Le Crowdfunding, un levier de développement

Alors que près de la moitié des PME et startups africaines souffrent d’un accès aux financements, selon Thierry Barbaut, consultant en stratégie digital en Afrique et en charge de la stratégie numérique pour La Guilde, la création d’un cadre favorable au développement du crowdfunding permettra à l’Afrique d’apporter de nouvelles sources de financement adaptées aux besoins de ces entrepreneurs :

  • Les plateformes de crowdfunding en prêt et en investissement se révèlent être une solution efficace de par leur accessibilité, la rapidité de leur mise en œuvre et leur gestion mutualisée des risques pour renforcer les fonds propres des entreprises et financer leurs besoins de fonds de roulement.
  • L’equity crowdfunding apporte une solution de financement en capital adaptée aux startups et aux projets innovants qui manquent de financement à cause de leur caractère risqué. C’est également un outil promotionnel puissant permettant aux projets de rayonner au-delà des frontières de leur pays d’implantation.
  • Le crowdfunding comble un vide dans la chaine de financement des entreprises (equity gap) en finançant les startups et les PME dans les premières phases de leur développement (amorçage, R&D, création etc.). Ainsi, les entreprises pourront bénéficier d’un effet de levier et accéder à d’autres sources de financement plus conventionnelles (banques, fonds d’investissement etc.).

Il a été montré que la croissance du marché de la finance alternative africain s’explique en partie par une amélioration de l’environnement réglementaire ces dernières années. En 2020, trois pays, à savoir l’Algérie, le Maroc et la Tunisie, ont adopté un cadre juridique qui encadre les activités de financement collaboratif, ce qui représente un avantage unique pour le développement des écosystèmes FinTech nationaux.

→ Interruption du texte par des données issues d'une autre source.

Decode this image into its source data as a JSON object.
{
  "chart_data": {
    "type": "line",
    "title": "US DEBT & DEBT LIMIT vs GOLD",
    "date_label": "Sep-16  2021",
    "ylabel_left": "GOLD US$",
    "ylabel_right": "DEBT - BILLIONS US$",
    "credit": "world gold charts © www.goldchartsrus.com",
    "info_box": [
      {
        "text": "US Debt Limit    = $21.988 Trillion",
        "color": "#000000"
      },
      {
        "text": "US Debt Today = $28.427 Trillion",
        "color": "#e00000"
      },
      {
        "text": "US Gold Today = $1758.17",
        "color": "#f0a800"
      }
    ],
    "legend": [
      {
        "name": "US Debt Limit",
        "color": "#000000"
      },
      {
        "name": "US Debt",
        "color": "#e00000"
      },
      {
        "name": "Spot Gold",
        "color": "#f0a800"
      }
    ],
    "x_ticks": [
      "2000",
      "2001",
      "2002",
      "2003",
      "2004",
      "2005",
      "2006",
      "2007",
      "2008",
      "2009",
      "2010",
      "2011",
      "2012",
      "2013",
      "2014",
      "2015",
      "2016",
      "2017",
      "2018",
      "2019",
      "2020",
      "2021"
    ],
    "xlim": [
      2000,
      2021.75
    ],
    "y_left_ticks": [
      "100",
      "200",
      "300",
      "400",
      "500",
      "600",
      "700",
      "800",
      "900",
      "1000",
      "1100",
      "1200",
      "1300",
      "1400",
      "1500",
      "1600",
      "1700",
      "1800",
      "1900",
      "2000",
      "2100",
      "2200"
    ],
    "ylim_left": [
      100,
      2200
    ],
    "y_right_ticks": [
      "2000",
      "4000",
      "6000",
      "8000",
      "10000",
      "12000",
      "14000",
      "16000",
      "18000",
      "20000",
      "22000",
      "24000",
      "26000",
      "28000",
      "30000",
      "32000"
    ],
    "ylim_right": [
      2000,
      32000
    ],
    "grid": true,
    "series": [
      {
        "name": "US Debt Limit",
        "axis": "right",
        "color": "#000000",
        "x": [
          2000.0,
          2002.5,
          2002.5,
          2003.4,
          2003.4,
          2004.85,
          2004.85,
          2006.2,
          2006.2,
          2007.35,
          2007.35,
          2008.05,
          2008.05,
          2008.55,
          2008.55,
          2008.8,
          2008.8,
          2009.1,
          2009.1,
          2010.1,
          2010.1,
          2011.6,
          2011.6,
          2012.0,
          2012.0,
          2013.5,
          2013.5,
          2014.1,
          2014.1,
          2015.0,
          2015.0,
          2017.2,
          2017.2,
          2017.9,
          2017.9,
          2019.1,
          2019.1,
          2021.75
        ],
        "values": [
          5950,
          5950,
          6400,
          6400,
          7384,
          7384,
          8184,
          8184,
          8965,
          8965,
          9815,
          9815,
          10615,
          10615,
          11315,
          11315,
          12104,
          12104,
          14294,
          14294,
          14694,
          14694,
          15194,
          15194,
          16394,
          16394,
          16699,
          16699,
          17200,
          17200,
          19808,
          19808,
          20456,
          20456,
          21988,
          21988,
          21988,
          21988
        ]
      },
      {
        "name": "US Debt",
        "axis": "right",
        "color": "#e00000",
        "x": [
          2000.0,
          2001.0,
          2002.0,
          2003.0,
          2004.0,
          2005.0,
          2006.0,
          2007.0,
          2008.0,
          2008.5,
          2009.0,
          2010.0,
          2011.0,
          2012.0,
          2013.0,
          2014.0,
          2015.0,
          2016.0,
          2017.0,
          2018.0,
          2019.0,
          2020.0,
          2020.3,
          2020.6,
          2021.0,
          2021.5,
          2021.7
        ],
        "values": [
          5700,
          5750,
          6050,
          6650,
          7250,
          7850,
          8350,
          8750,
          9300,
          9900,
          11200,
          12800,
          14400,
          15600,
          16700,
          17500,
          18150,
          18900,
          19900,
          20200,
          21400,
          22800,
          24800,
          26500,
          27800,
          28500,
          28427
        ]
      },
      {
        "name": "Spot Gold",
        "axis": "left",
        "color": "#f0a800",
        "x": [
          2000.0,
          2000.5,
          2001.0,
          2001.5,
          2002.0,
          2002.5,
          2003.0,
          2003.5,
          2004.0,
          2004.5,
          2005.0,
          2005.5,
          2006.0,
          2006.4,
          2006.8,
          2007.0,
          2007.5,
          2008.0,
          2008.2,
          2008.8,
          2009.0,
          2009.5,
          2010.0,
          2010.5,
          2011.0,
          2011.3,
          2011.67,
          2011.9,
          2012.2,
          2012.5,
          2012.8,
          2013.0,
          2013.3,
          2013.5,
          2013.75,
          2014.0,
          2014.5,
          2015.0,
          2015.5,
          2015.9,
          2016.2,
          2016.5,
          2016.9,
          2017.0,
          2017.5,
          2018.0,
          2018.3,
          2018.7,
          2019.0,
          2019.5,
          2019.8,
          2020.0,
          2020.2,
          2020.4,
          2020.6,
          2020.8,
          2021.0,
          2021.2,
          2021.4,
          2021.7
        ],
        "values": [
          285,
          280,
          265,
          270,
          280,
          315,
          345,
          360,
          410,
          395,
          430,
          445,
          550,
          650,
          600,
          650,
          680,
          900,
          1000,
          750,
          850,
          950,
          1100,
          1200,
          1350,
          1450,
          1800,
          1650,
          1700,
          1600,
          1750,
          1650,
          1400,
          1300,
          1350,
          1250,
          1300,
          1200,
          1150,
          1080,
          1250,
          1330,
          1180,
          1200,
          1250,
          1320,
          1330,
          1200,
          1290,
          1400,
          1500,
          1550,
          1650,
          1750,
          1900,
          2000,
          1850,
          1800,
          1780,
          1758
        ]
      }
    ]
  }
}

Néanmoins, la règlementation de cette activité demeure encore un enjeu majeur pour le continent.

A l’heure actuelle, le crowdfunding participe pleinement à la lutte contre le Covid-19 en Afrique. Par exemple, au Burkina Faso une plateforme de financement participatif baptisée Coronathon a permis à plusieurs acteurs, parmi lesquels des membres du gouvernement, des patrons de grandes firmes et de TPME ainsi que la loterie nationale burkinabée, de contribuer massivement à la gestion de crise du Covid. Par ailleurs, l’Association des plateformes de crowdfunding en Afrique s’est elle aussi mobilisée pour contribuer aux levées des fonds en faveur de la lutte contre l’épidémie.

Comme le souligne l’Agence française de développement, la microfinance est aujourd’hui une composante essentielle du système financier dans les pays du Sud, mais elle a encore de nombreux défis à relever, à commencer par rester un outil au service du développement et de l’inclusion financière des populations, tout en maintenant l’équilibre entre sa mission sociale et sa viabilité économique.


[1] Ce rapport regroupe les informations de plus de 1227 entreprises dans les 185 pays regroupés par régions, en collaboration avec des partenaires de recherches.